Equinix just reported its fourth-quarter earnings and the results are solid. The company reported revenue of $1.87 billion, up 10% YoY (year over year) from $1.71 billion. The growth is mainly driven by strong demand for data centers and increased pricing due to higher energy costs. As most of the increase in costs is passed on to customers, costs of revenues only grew 6.6% from $910.4 million to $970.7 million. This resulted in gross profit increasing 13.1% from $795.9 million to $900.1 million. The gross profit margin widened 150 basis points from 46.6% to 48.1%.
The bottom line was also solid as the company managed to be disciplined on spending. Operating expenses were up $617.9 million, up 13.2% YoY compared to $546.2 million. Most of the increase is attributed to G&A (general and administrative) expenses which were up 16.4% to $400.2 million. Partially offset by S&M (sales and marketing ) expenses which were up 8.9% to $207.2 million. AFFO (adjusted funds from operations) was $658 million compared to $564 million, up 17% YoY. AFFO per share was $7.09, up 14% YoY. Due to higher interest expenses and other expenses, adjusted EBITDA grew at a slower pace of 6% YoY to $839 million.

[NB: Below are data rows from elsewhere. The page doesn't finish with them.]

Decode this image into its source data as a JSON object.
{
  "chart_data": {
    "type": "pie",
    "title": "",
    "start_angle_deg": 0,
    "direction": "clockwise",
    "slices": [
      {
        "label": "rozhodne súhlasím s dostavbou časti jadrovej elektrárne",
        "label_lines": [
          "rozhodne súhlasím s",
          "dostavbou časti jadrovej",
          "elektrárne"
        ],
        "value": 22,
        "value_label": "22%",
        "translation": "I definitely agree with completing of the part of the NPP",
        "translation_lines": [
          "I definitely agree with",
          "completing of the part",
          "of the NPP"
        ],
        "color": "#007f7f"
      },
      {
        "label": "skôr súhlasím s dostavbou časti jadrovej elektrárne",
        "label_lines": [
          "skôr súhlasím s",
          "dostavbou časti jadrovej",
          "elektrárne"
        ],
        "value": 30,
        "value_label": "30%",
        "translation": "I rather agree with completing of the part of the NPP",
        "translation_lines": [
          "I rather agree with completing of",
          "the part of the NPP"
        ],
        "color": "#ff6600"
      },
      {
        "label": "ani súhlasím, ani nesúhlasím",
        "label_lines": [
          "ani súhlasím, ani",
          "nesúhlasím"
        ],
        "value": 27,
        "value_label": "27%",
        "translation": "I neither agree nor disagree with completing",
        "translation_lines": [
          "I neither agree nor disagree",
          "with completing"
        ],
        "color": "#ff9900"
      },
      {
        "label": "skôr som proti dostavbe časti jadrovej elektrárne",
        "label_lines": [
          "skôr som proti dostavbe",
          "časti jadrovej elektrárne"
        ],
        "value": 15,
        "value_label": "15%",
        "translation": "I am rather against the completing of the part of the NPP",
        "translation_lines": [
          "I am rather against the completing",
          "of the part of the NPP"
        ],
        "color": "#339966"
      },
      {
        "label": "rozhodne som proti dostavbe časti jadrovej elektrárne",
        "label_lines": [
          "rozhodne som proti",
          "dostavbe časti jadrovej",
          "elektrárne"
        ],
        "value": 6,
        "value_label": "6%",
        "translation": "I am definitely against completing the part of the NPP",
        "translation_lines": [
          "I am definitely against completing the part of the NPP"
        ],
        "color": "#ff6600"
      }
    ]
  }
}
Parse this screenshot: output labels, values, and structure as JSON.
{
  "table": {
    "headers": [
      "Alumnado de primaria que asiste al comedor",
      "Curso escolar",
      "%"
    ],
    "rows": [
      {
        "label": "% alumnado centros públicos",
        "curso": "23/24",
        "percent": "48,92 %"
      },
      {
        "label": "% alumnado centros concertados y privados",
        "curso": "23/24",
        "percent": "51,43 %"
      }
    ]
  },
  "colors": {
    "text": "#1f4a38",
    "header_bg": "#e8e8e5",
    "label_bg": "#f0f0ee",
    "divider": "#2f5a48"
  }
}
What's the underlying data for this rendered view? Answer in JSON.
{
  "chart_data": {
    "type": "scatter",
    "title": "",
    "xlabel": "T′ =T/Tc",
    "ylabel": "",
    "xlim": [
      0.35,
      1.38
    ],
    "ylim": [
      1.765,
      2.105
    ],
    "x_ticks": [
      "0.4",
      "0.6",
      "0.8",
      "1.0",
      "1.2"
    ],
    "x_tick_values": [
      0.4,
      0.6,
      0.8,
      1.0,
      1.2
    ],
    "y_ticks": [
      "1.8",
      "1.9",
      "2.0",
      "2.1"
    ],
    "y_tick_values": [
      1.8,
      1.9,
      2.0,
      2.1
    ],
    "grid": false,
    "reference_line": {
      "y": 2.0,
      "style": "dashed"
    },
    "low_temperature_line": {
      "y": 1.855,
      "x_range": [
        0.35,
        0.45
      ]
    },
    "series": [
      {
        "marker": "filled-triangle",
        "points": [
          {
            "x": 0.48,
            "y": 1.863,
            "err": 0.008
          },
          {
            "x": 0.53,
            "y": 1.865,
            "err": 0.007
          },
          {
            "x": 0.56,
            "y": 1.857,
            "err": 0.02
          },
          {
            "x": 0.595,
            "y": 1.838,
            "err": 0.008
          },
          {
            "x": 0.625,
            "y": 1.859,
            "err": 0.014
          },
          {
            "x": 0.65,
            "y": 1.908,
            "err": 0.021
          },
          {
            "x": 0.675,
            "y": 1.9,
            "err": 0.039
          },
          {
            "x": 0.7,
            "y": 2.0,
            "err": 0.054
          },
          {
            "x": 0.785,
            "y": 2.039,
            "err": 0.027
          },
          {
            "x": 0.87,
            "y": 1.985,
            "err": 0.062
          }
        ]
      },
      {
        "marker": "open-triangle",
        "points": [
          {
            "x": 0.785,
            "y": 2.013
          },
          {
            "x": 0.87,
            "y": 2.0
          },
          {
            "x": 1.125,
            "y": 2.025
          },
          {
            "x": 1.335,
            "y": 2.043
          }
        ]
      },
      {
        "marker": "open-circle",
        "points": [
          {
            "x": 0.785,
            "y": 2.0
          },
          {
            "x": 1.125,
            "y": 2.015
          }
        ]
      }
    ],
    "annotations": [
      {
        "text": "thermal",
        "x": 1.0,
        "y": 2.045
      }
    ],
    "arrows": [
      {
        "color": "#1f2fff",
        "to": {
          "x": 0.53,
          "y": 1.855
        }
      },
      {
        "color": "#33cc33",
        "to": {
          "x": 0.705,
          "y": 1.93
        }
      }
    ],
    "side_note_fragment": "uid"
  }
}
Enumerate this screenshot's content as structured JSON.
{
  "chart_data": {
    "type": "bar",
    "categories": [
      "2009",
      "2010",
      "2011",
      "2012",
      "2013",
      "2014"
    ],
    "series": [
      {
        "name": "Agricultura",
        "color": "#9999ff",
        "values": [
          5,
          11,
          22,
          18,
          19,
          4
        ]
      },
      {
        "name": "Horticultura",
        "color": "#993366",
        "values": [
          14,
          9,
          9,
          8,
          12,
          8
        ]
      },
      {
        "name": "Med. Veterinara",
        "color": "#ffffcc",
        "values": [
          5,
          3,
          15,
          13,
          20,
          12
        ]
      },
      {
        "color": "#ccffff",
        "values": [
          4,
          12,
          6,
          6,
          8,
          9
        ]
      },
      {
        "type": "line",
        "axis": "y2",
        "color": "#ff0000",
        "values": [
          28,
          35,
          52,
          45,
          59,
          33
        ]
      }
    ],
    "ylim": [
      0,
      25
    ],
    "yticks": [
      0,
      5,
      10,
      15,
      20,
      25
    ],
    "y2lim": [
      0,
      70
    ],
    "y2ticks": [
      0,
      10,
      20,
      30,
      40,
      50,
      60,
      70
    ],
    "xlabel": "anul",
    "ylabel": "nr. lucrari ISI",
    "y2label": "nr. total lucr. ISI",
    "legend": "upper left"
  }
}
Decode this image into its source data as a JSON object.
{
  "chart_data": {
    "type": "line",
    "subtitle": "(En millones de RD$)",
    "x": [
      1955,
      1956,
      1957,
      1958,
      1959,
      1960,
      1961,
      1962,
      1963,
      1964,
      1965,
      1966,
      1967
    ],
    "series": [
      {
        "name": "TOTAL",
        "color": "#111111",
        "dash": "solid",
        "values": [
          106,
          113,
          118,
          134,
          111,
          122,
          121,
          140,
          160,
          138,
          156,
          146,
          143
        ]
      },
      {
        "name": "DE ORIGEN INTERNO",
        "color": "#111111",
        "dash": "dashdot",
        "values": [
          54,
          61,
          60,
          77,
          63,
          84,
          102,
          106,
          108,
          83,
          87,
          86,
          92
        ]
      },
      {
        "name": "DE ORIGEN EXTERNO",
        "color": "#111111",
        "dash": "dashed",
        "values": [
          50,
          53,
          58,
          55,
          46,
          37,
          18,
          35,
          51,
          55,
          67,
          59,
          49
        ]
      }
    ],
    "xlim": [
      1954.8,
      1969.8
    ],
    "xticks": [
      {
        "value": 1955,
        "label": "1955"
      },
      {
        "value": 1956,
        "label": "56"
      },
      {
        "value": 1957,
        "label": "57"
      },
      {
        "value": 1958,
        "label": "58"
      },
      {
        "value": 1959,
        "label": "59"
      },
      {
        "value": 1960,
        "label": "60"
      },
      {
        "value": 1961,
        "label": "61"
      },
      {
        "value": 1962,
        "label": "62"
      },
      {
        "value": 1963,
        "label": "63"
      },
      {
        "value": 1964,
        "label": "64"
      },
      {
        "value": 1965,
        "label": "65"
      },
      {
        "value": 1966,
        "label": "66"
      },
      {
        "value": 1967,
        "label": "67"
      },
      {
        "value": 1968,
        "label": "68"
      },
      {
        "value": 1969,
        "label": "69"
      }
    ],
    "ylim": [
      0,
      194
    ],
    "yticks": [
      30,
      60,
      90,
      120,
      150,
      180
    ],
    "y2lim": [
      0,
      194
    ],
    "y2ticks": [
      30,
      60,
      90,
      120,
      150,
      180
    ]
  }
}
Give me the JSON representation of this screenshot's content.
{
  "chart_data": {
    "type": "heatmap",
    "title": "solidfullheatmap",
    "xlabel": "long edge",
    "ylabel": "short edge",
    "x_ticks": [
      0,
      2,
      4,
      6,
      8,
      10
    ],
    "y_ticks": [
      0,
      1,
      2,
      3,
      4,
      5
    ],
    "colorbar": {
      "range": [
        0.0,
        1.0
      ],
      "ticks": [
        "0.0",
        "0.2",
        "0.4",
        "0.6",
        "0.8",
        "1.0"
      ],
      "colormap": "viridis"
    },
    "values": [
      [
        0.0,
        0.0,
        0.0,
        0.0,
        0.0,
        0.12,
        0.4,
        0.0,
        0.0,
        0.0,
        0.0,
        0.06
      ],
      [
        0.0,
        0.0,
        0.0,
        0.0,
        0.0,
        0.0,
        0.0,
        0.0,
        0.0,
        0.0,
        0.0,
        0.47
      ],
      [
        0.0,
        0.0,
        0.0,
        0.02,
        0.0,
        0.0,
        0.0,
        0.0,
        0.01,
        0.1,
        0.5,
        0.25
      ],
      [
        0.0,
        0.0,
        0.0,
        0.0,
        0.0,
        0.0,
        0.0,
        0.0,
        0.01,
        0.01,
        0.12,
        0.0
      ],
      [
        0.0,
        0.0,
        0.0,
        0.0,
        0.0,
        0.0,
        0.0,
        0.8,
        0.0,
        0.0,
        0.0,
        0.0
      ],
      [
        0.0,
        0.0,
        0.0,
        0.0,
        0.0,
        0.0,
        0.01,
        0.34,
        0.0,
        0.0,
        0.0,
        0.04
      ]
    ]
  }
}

Adjusted EBITDA margin was down 100 basis points from 46% to 45%. Tax expenses were also up therefore net income only increased by 4% YoY to $128.9 million with a net income margin of 6.9%. The company also initiated guidance for FY23. It expects revenue growth to be 12% to 14% while AFFO and AFFO per Share to increase by 6% to 9% and 4% to 7% respectively (around 3 percentage points higher on a constant currency basis).
Overall, I think this quarter’s results were decent but guidance seems a bit soft, especially for the bottom line which signals a deceleration in growth. Equinix has strong fundamentals and tailwinds but the current valuation isn’t justified after the rally in my opinion. The company is trading at a fwd price/AFFO ratio of 24.9x which is quite elevated. This is meaningfully above other specialized REITs such as Digital Realty (DLR) and American Tower (AMT). They have a fwd price/AFFO ratio of 18x and 22.1x respectively, representing a discount of 27.7% and 11.2%. With such a lofty valuation and just high single-digit bottom-line growth for FY23, I do not see much upside potential from the current price. Therefore I rate Equinix as a hold and will wait for a better price point before considering getting in.